Ukraina to nie Gruzja

Kiedy nowy prezydent Gruzji Micheil Saakaszwili jeszcze przed swym zwycięstwem odwiedził Ukrainę, prorokował, że jeśli ukraińska władza przepchnie zmiany w konstytucji i prawdziwych wyborów nie będzie, to Wiktor Juszczenko zostanie prezydentem już za cztery miesiące, czyli przed terminem, bo wybory rozpisano na jesień. Po spotkaniu z ukraińską opozycją Saakaszwili był już ostrożniejszy: przyznał, że “wariant gruziński" na Ukrainie nie jest możliwy.

18.01.2004

Czyta się kilka minut

Oczywiście, była to trochę gra dyplomatyczna. Jako prezydent Saakaszwili będzie musiał nawiązać kontakty z Kijowem niezależnie od tego, kto zwycięży w obecnej rozgrywce na Ukrainie. Ale w jego słowach czuło się też rozczarowanie: zobaczył, że Ukraina nie jest gotowa do wariantu gruzińskiego. Nic w tym dziwnego. Dość popatrzeć na mapę: wielką Ukrainę trudno porównać z małą Gruzją. To różne kraje.

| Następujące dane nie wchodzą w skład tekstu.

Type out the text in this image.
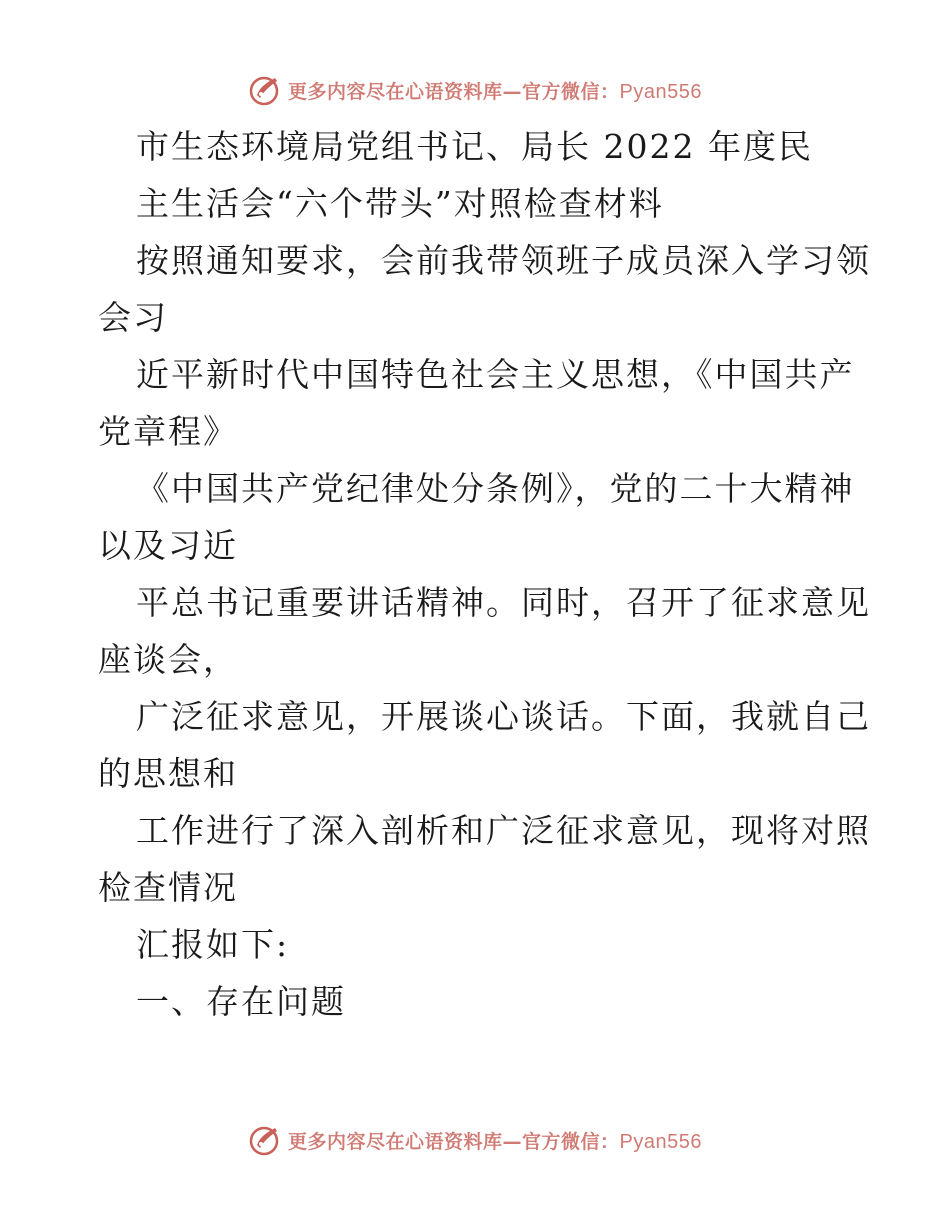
更多内容尽在心语资料库—官方微信：Pyan556
市生态环境局党组书记、局长 2022 年度民
主生活会“六个带头”对照检查材料
按照通知要求，会前我带领班子成员深入学习领
会习
近平新时代中国特色社会主义思想，《中国共产
党章程》
《中国共产党纪律处分条例》，党的二十大精神
以及习近
平总书记重要讲话精神。同时，召开了征求意见
座谈会，
广泛征求意见，开展谈心谈话。下面，我就自己
的思想和
工作进行了深入剖析和广泛征求意见，现将对照
检查情况
汇报如下:
一、存在问题
更多内容尽在心语资料库—官方微信：Pyan556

Według ukraińskiej konstytucji prezydenta wybiera naród i ten zapis cieszy się poparciem ponad 80 proc. Ukraińców. Jednak sąd konstytucyjny uznał ostatnio za zgodny z ustawą zasadniczą projekt - zaproponowany przez administrację prezydenta Leonida Kuczmy i komunistów - zmiany w ustawie, przewidujący, że od 2006 r. prezydenta ma wybierać parlament. Projekt poparła Rada Najwyższa (parlament), mimo protestów posłów opozycji, którzy nawet uszkodzili elektroniczny system do glosowania. Prezydencka większość zagłosowała rękami. A niektórzy deputowani nawet dwoma. Według opozycji za zmianami głosowało około 100 deputowanych, gdy oficjalny protokół podaje liczbę 276. Aby projekt wszedł w życie trzeba, aby w drugim czytaniu - na marcowej sesji Rady - poparło go 300 (większość kwalifikowana) deputowanych. Jeśli będą z tym problemy, to techniczne: opozycja znów będzie przeszkadzać, ale brakujące 24 głosy się znajdą. Władza ma czas i doświadczenie, aby “popracować" nad deputowanymi.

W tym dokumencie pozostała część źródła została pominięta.